The task
In large steel processing plants, continuous quality assurance of the rolled surface is essential. Our goal is the autonomous detection of defects such as hairline cracks, inclusions, patches, perforated surfaces, scratches and rolled scale directly during the production process – without manual intervention and with minimal delay.
The challenge
The defects are usually small, inhomogeneously distributed and embedded in a harsh production environment (dust, vibration, lighting fluctuations). In addition, the inspection solution must hardly disrupt the flow of production. A model must be extremely efficient, robust against interference and at the same time highly precise.
The solution
We develop an embedded AI model that runs directly on a System-on-Module (SoM) platform.
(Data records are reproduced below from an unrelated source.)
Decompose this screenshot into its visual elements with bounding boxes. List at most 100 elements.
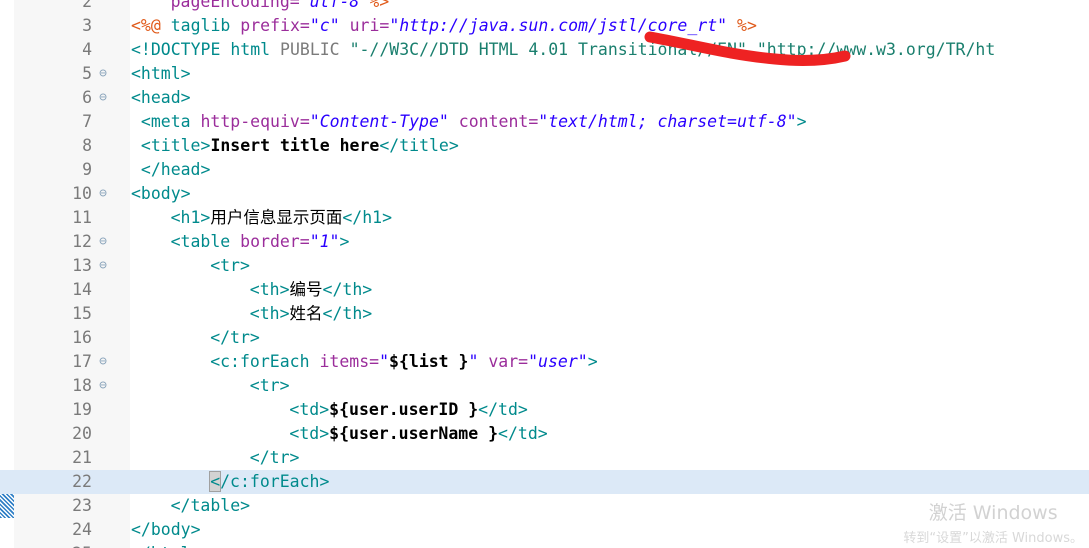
code-line[interactable]: 3 <%@ taglib prefix="c" uri="http://java.…	[0, 14, 1089, 38]
code-token: <th>	[249, 304, 290, 323]
windows-activation-watermark: 激活 Windows 转到“设置”以激活 Windows。	[903, 500, 1083, 548]
line-number: 22	[72, 472, 92, 491]
code-text[interactable]: </head>	[141, 158, 211, 182]
line-number: 20	[72, 424, 92, 443]
code-token: "1"	[309, 232, 340, 251]
code-text[interactable]: <td>${user.userName }</td>	[289, 422, 547, 446]
code-token: <tr>	[210, 256, 250, 275]
code-line[interactable]: 20 <td>${user.userName }</td>	[0, 422, 1089, 446]
code-token: </th>	[322, 304, 373, 323]
code-token: "	[468, 352, 479, 371]
code-fold-toggle-icon[interactable]: ⊖	[96, 374, 110, 398]
code-text[interactable]: <tr>	[210, 254, 250, 278]
code-line[interactable]: 4 <!DOCTYPE html PUBLIC "-//W3C//DTD HTML…	[0, 38, 1089, 62]
code-line[interactable]: 6 ⊖ <head>	[0, 86, 1089, 110]
code-token: border=	[240, 232, 310, 251]
watermark-subtitle: 转到“设置”以激活 Windows。	[903, 531, 1083, 546]
code-text[interactable]: <!DOCTYPE html PUBLIC "-//W3C//DTD HTML …	[131, 38, 995, 62]
code-line[interactable]: 9 </head>	[0, 158, 1089, 182]
code-text[interactable]: <td>${user.userID }</td>	[289, 398, 527, 422]
code-text[interactable]: <html>	[131, 62, 191, 86]
line-number: 7	[82, 112, 92, 131]
code-token: </table>	[170, 496, 251, 515]
code-lines-container[interactable]: 2 pageEncoding="utf-8"%> 3 <%@ taglib prefi…	[0, 0, 1089, 548]
line-number: 14	[72, 280, 92, 299]
code-line[interactable]: 17 ⊖ <c:forEach items="${list }" var="user…	[0, 350, 1089, 374]
code-text[interactable]: <head>	[131, 86, 191, 110]
line-number: 2	[82, 0, 92, 11]
code-text[interactable]: <body>	[131, 182, 191, 206]
code-token: <td>	[289, 400, 330, 419]
code-token: >	[339, 232, 350, 251]
code-text[interactable]: <tr>	[250, 374, 290, 398]
code-token: "c"	[309, 16, 340, 35]
code-token: 姓名	[289, 304, 323, 323]
code-text[interactable]: </tr>	[250, 446, 300, 470]
code-line[interactable]: 12 ⊖ <table border="1">	[0, 230, 1089, 254]
code-line[interactable]: 19 <td>${user.userID }</td>	[0, 398, 1089, 422]
code-text[interactable]: <table border="1">	[171, 230, 350, 254]
code-line[interactable]: 18 ⊖ <tr>	[0, 374, 1089, 398]
code-token: </body>	[131, 520, 201, 539]
code-fold-toggle-icon[interactable]: ⊖	[96, 254, 110, 278]
code-line[interactable]: 8 <title>Insert title here</title>	[0, 134, 1089, 158]
code-token: taglib	[170, 16, 241, 35]
code-token: Insert title here	[210, 136, 380, 155]
code-line[interactable]: 22 </c:forEach>	[0, 470, 1089, 494]
code-token: 用户信息显示页面	[210, 208, 343, 227]
code-line[interactable]: 7 <meta http-equiv="Content-Type" content…	[0, 110, 1089, 134]
code-fold-toggle-icon[interactable]: ⊖	[96, 230, 110, 254]
code-fold-toggle-icon[interactable]: ⊖	[96, 350, 110, 374]
code-line[interactable]: 16 </tr>	[0, 326, 1089, 350]
line-number: 12	[72, 232, 92, 251]
code-line[interactable]: 21 </tr>	[0, 446, 1089, 470]
code-token: <meta	[140, 112, 201, 131]
code-text[interactable]: </tr>	[210, 326, 260, 350]
code-text[interactable]: <%@ taglib prefix="c" uri="http://java.s…	[131, 14, 757, 38]
code-text[interactable]: </body>	[131, 518, 201, 542]
line-number: 4	[82, 40, 92, 59]
line-number: 17	[72, 352, 92, 371]
code-token: <td>	[289, 424, 330, 443]
code-token: <body>	[131, 184, 191, 203]
code-token: </tr>	[249, 448, 300, 467]
code-line[interactable]: 15 <th>姓名</th>	[0, 302, 1089, 326]
code-fold-toggle-icon[interactable]: ⊖	[96, 86, 110, 110]
code-fold-toggle-icon[interactable]: ⊖	[96, 542, 110, 548]
code-text[interactable]: <title>Insert title here</title>	[141, 134, 459, 158]
code-text[interactable]: <h1>用户信息显示页面</h1>	[171, 206, 392, 230]
code-line[interactable]: 11 <h1>用户信息显示页面</h1>	[0, 206, 1089, 230]
code-text[interactable]: pageEncoding="utf-8"%>	[171, 0, 390, 14]
code-text[interactable]: <th>姓名</th>	[250, 302, 372, 326]
code-token: <h1>	[170, 208, 211, 227]
code-token: </td>	[478, 400, 528, 419]
code-token: ${user.userName }	[329, 424, 499, 443]
code-line[interactable]: 13 ⊖ <tr>	[0, 254, 1089, 278]
code-token: uri=	[349, 16, 390, 35]
code-line[interactable]: 14 <th>编号</th>	[0, 278, 1089, 302]
code-line[interactable]: 2 pageEncoding="utf-8"%>	[0, 0, 1089, 14]
line-number: 6	[82, 88, 92, 107]
line-number: 21	[72, 448, 92, 467]
line-number: 24	[72, 520, 92, 539]
code-fold-toggle-icon[interactable]: ⊖	[96, 182, 110, 206]
code-text[interactable]: <meta http-equiv="Content-Type" content=…	[141, 110, 807, 134]
code-token: <%@	[131, 16, 171, 35]
code-token: </h1>	[342, 208, 393, 227]
code-text[interactable]: </html>	[131, 542, 201, 548]
line-number: 19	[72, 400, 92, 419]
code-editor[interactable]: 2 pageEncoding="utf-8"%> 3 <%@ taglib prefi…	[0, 0, 1089, 548]
code-text[interactable]: </table>	[171, 494, 250, 518]
code-line[interactable]: 5 ⊖ <html>	[0, 62, 1089, 86]
code-token: >	[796, 112, 807, 131]
code-text[interactable]: <th>编号</th>	[250, 278, 372, 302]
code-token: </th>	[322, 280, 373, 299]
code-text[interactable]: <c:forEach items="${list }" var="user">	[210, 350, 597, 374]
code-token: content=	[458, 112, 539, 131]
code-line[interactable]: 10 ⊖ <body>	[0, 182, 1089, 206]
code-token: </td>	[498, 424, 548, 443]
code-text[interactable]: </c:forEach>	[209, 470, 329, 494]
code-fold-toggle-icon[interactable]: ⊖	[96, 62, 110, 86]
code-token: "Content-Type"	[309, 112, 449, 131]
The camera (or a sensor module) monitors the steel strip at a high frame rate (e.g. 60 frames per second), the model processes each image live and highlights detected defects in real time. It is important that the model is small, efficient and optimized for industrial use.
Key technical data
Parameter |
Value |
Model size |
approx. 2 MB |
Complexity |
approx. 1.4 GOPs |
Platform |
SoM / Embedded |
Frames per second (Inference) |
60 FPS |
Test accuracy |
98,3 % |
This combination of small model size and high accuracy enables stable, low-maintenance integration into existing production lines.

The added value
The solution enables precise and reliable defect detection in real time. Production lines can immediately identify, mark and, if desired, automatically reject defects. The small model size and low resource requirements mean that no additional computer infrastructure is required – the system runs directly on the machine. At the same time, the high accuracy of 98.3% reduces false alarms and significantly lowers maintenance costs. The result is a low-maintenance, scalable system that can be seamlessly integrated into existing rolling processes and raises quality assurance to a new level.